Even Mr Netanyahu’s coalition partners, the leaders of Blue and White, Defence Minister Benny Gantz and Foreign Minister Gabi Ashkenazi have been kept in the dark. Last week Mr Netanyahu presented them with four possible courses of action, ranging from a “maximalists” annexation of the entire 30 per cent of the West Bank envisaged in the Trump plan as becoming part of Israel in the future, to a “symbolic” annexation of a few settlements near the pre-1967 border. He wouldn’t tell them which option he was leaning towards, and they haven’t expressed clear positions yet either.
The obfuscation came out in to the open over the weekend when Israel’s ambassador to the United States, Ron Dermer, probably the man closest to the prime minister’s thinking, published an op-ed in the Washington Post. Mr Dermer wrote that “the extension of Israeli sovereignty to certain territories in Judea and Samaria will not, as many critics suggest, destroy the two-state solution.

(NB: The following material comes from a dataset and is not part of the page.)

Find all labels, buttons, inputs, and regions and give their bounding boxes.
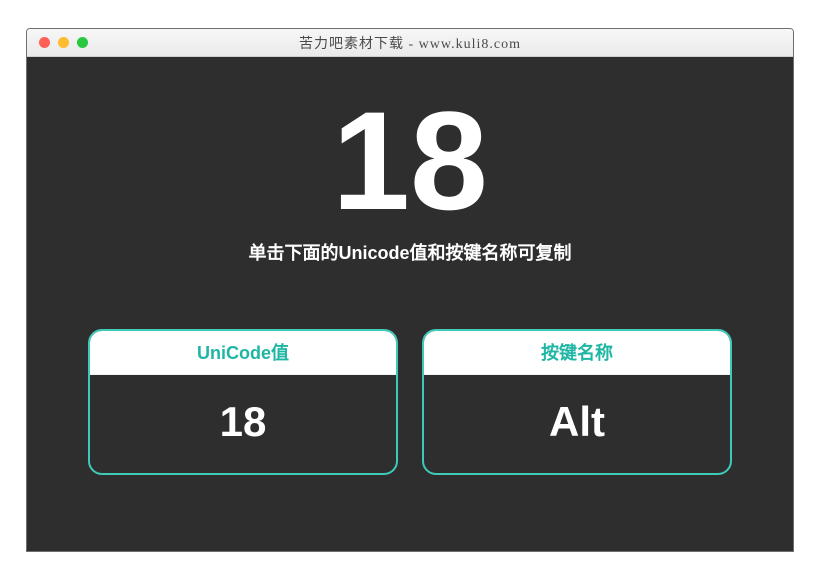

But it will shatter the two-state illusion. And in doing so, it will open the door to a realistic two-state solution.”
Parts of the op-ed were translated in Israel Hayom, a freesheet that slavishly follows Mr Netanyahu’s agenda, but it said there that the sovereignty “will open the door to a solution for the two peoples.” Israelis however can read in English and Mr Dermer’s piece rang alarm-bells for the settler leadership who are against any mention of a Palestinian state, no matter how small and moth-eaten a state (as the one offered in the Trump plan) and no matter that the Palestinians have already rejected it out of hand.
“We are extremely concerned by Dermer’s article,” said Yigal Dilmoni, CEO of the YESHA Council, the settlers’ main leadership body. “We are emphatically against anything that mentions a so-called Palestinian state.” Mr Dilmoni and some of his colleagues have said they would prefer that Israel not annex territory now, though that has long been their desire, if it means acknowledging that a Palestinian state could in the future be established on even part of the West Bank.
Not that anyone at this point is asking the Palestinians. But even their position is unclear. Last month, the Palestinian Authority officially announced it was cutting off all ties with Israel, in protest over the imminent annexation, including security coordination. But beneath the radar, coordination continues. President Mahmoud Abbas said on Wednesday that should it go ahead with annexation, by international law Israel would be responsible for the entire territory, but he failed to spell out whether that would mean the Palestinian Authority would disband, a step he would be loath to take as it would deny him of his main power-base. Ironically, the Palestinian leadership and the settlers now have one thing in common, they both reject the Trump plan in its entirety.